For the first time, global warming has exceeded 1.5C across an entire year, according to the EU’s climate service. World leaders promised in 2015 to try to limit the long-term temperature rise to 1.5C, which is seen as crucial to help avoid the most damaging impacts.
This first year-long breach doesn’t break that landmark “Paris Agreement,” but it does bring the world closer to doing so in the long term. Scientists say urgent action to cut carbon emissions can still slow warming.
Limiting long-term warming to 1.5C above “pre-industrial” levels—before humans started burning large amounts of fossil fuels—has become a key symbol of international efforts to tackle climate change.
A landmark UN report in 2018 said that the risks from climate change, such as intense heatwaves, rising sea levels and loss of wildlife, were much higher at 2°C than at 1.5°C. But temperatures have kept rising at a concerning pace. This year-long breach is no major surprise.

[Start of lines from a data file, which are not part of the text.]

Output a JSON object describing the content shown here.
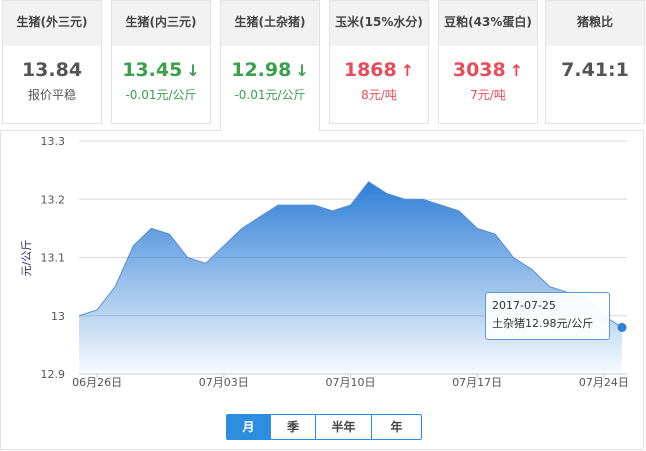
{
  "cards": [
    {
      "title": "生猪(外三元)",
      "value": "13.84",
      "arrow": "",
      "sub": "报价平稳",
      "color": "gray"
    },
    {
      "title": "生猪(内三元)",
      "value": "13.45",
      "arrow": "↓",
      "sub": "-0.01元/公斤",
      "color": "green"
    },
    {
      "title": "生猪(土杂猪)",
      "value": "12.98",
      "arrow": "↓",
      "sub": "-0.01元/公斤",
      "color": "green",
      "active": true
    },
    {
      "title": "玉米(15%水分)",
      "value": "1868",
      "arrow": "↑",
      "sub": "8元/吨",
      "color": "red"
    },
    {
      "title": "豆粕(43%蛋白)",
      "value": "3038",
      "arrow": "↑",
      "sub": "7元/吨",
      "color": "red"
    },
    {
      "title": "猪粮比",
      "value": "7.41:1",
      "arrow": "",
      "sub": "",
      "color": "gray"
    }
  ],
  "colors": {
    "series": "#2f7fd6",
    "green": "#3aa04a",
    "red": "#e84c5a",
    "selected": "#2d8ee0"
  },
  "chart_data": {
    "type": "area",
    "ylabel": "元/公斤",
    "ylim": [
      12.9,
      13.3
    ],
    "yticks": [
      "12.9",
      "13",
      "13.1",
      "13.2",
      "13.3"
    ],
    "xticks": [
      {
        "label": "06月26日",
        "date": "06-26"
      },
      {
        "label": "07月03日",
        "date": "07-03"
      },
      {
        "label": "07月10日",
        "date": "07-10"
      },
      {
        "label": "07月17日",
        "date": "07-17"
      },
      {
        "label": "07月24日",
        "date": "07-24"
      }
    ],
    "grid": true,
    "x": [
      "06-25",
      "06-26",
      "06-27",
      "06-28",
      "06-29",
      "06-30",
      "07-01",
      "07-02",
      "07-03",
      "07-04",
      "07-05",
      "07-06",
      "07-07",
      "07-08",
      "07-09",
      "07-10",
      "07-11",
      "07-12",
      "07-13",
      "07-14",
      "07-15",
      "07-16",
      "07-17",
      "07-18",
      "07-19",
      "07-20",
      "07-21",
      "07-22",
      "07-23",
      "07-24",
      "07-25"
    ],
    "values": [
      13.0,
      13.01,
      13.05,
      13.12,
      13.15,
      13.14,
      13.1,
      13.09,
      13.12,
      13.15,
      13.17,
      13.19,
      13.19,
      13.19,
      13.18,
      13.19,
      13.23,
      13.21,
      13.2,
      13.2,
      13.19,
      13.18,
      13.15,
      13.14,
      13.1,
      13.08,
      13.05,
      13.04,
      13.03,
      13.0,
      12.98
    ],
    "tooltip": {
      "date": "2017-07-25",
      "text": "土杂猪12.98元/公斤"
    }
  },
  "periods": [
    {
      "label": "月",
      "selected": true
    },
    {
      "label": "季"
    },
    {
      "label": "半年"
    },
    {
      "label": "年"
    }
  ]
}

January was the eighth record-warm month in a row.
One science group, Berkeley Earth, says that the calendar year 2023 was more than 1.5 °C above pre-industrial levels. Other science bodies, such as NASA, put the past 12 months slightly below 1.5 °C of warming.
And the world’s sea surface is also at its highest-ever recorded average temperature—yet another sign of the widespread nature of climate records.
The long-term warming trend is unquestionably being driven by human activities, mainly burning fossil fuels, which release planet-warming gases like carbon dioxide. This is also responsible for the vast majority of the warmth over the past year.
However, researchers are keen to emphasize that humans can still make a difference in the world’s warming trajectory. The world has made some progress, with green technologies like renewables and electric vehicles booming in many parts of the world. This has meant some of the very worst-case scenarios of 4C warming or more this century—thought possible a decade ago—are now considered much less likely based on current policies and pledges.
And perhaps most encouragingly of all, it’s still thought that the world will more or less stop warming once net zero carbon emissions are reached. Effectively halving emissions this decade is seen as particularly crucial.